Deswegen gibt es überhaupt keinen Grund die hier nicht zu thematisieren, nur weil „man“ ja sowieso schon weiß, dass die keinen objektiven Journalismus bieten, sondern Werbekunden zufrieden stellen wollen.
Solange die journalistische Beiträge liefern und kein reines Schlagerwelle-Spaßradio sind. müssen auch diese am normalen journalistischen Standard gemessen werden.
OT, aber bin leider berufsbedingt dran hängen geblieben: @Volker
„Zudem: Die Rechtssprechung sowie der Gesetzgeber haben sich längst vom Bild des unmündigen Verbrauchers, der vor allem Unbill dieser Welt geschützt werden müsste, verabschiedet.“ – Woraus leiten Sie das her?
„…getextet von erwachsenen Redakteuren.
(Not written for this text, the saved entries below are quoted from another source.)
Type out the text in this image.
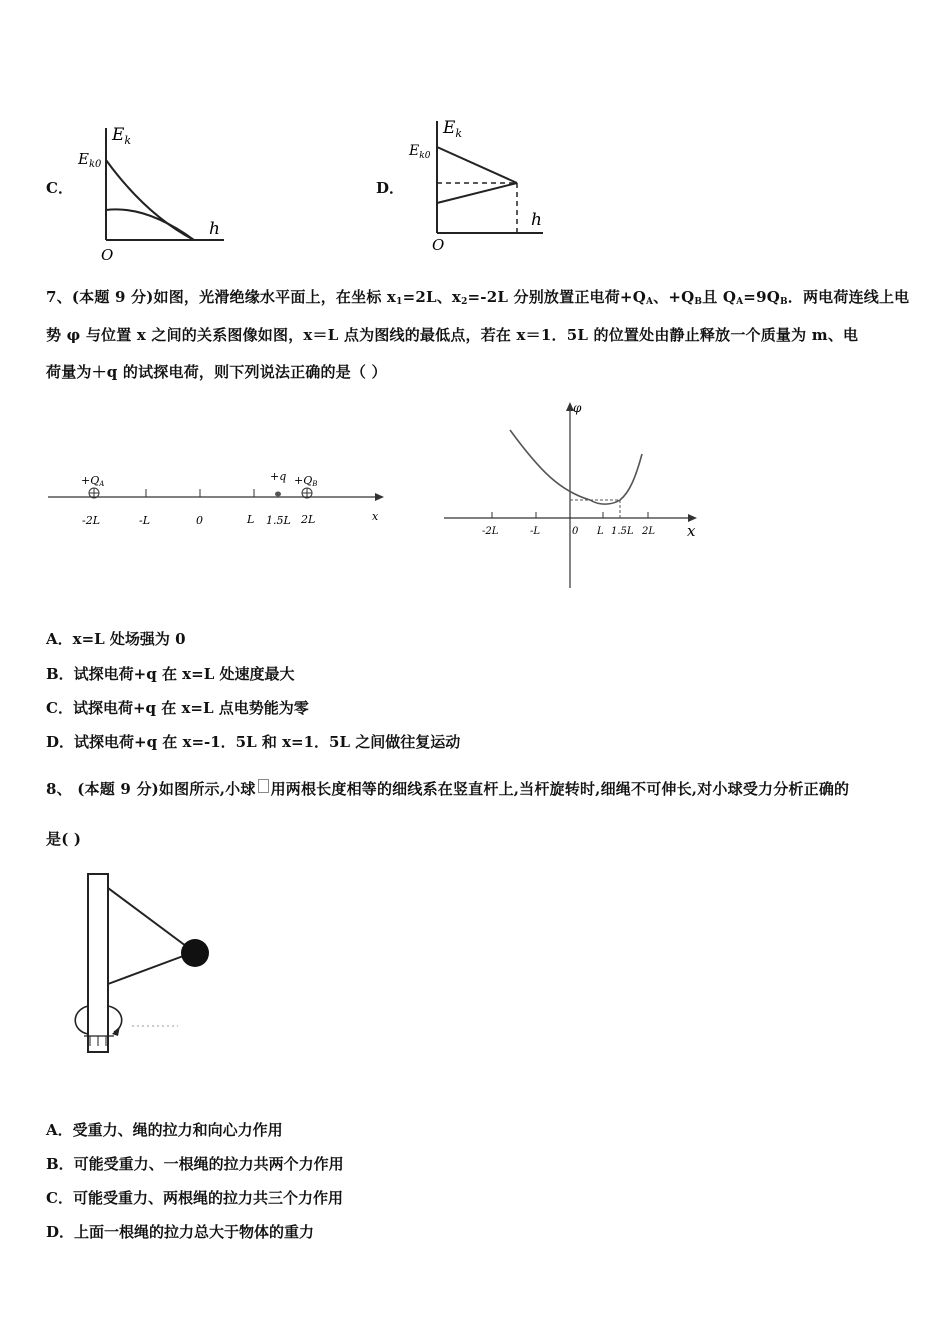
C．
$E_k$
$E_{k0}$
h
O
D．
$E_k$
$E_{k0}$
h
O
7、(本题 9 分)如图，光滑绝缘水平面上，在坐标 $x_1=2L$、$x_2=-2L$ 分别放置正电荷$+Q_A$、$+Q_B$且 $Q_A=9Q_B$．两电荷连线上电
势 φ 与位置 x 之间的关系图像如图，x＝L 点为图线的最低点，若在 x＝1．5L 的位置处由静止释放一个质量为 m、电
荷量为＋q 的试探电荷，则下列说法正确的是（ ）
+QA
+q +QB
-2L	-L	0	L 1.5L 2L	x
φ
-2L	-L	0 L 1.5L 2L x
A．x=L 处场强为 0
B．试探电荷+q 在 x=L 处速度最大
C．试探电荷+q 在 x=L 点电势能为零
D．试探电荷+q 在 x=-1．5L 和 x=1．5L 之间做往复运动
8、 (本题 9 分)如图所示,小球 用两根长度相等的细线系在竖直杆上,当杆旋转时,细绳不可伸长,对小球受力分析正确的
是( )
A．受重力、绳的拉力和向心力作用
B．可能受重力、一根绳的拉力共两个力作用
C．可能受重力、两根绳的拉力共三个力作用
D．上面一根绳的拉力总大于物体的重力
Kira zeige die Weltsicht einer 12-Jährigen…“
Das ist ja eine Selbstverleugnung in fast schon trumpschen Ausmaßen! Erwachsene texten für eine 12-jährige, die damit eine Kindersicht verlautbaren soll.
Mal wirklich interessant und vermutlich nicht viel teurer wäre es, wenn tatsächlich eine Gruppe aus 12-jährigen Texte für 1-2 Minuten am Tag verfassen würden. Aber vermutlich würde das vom Radioeinheitsbrei zu sehr ablenken. :(
Gibt da diesen Spruch …
Nur wenn weiss was man sieht,sieht man was weiss ?!
sowas in der Art…
Und was der Herr Niggemeier macht ist,dabei zu helfen den richtigen Blick zuentwickeln/zuschulen sprich Medienkompetenz zubekommen/zubehalten…weiterzuentwickeln
Und irgenswie diese Kritik“alles schon bekannt“ höhlt dieses Vorhaben aus…ob beabsichtigt oder nicht.
So das Herr Niggemeier irgenswann sagt :Nö ist eh alles bekannt,ich gehe fürs Boulevard arbeiten!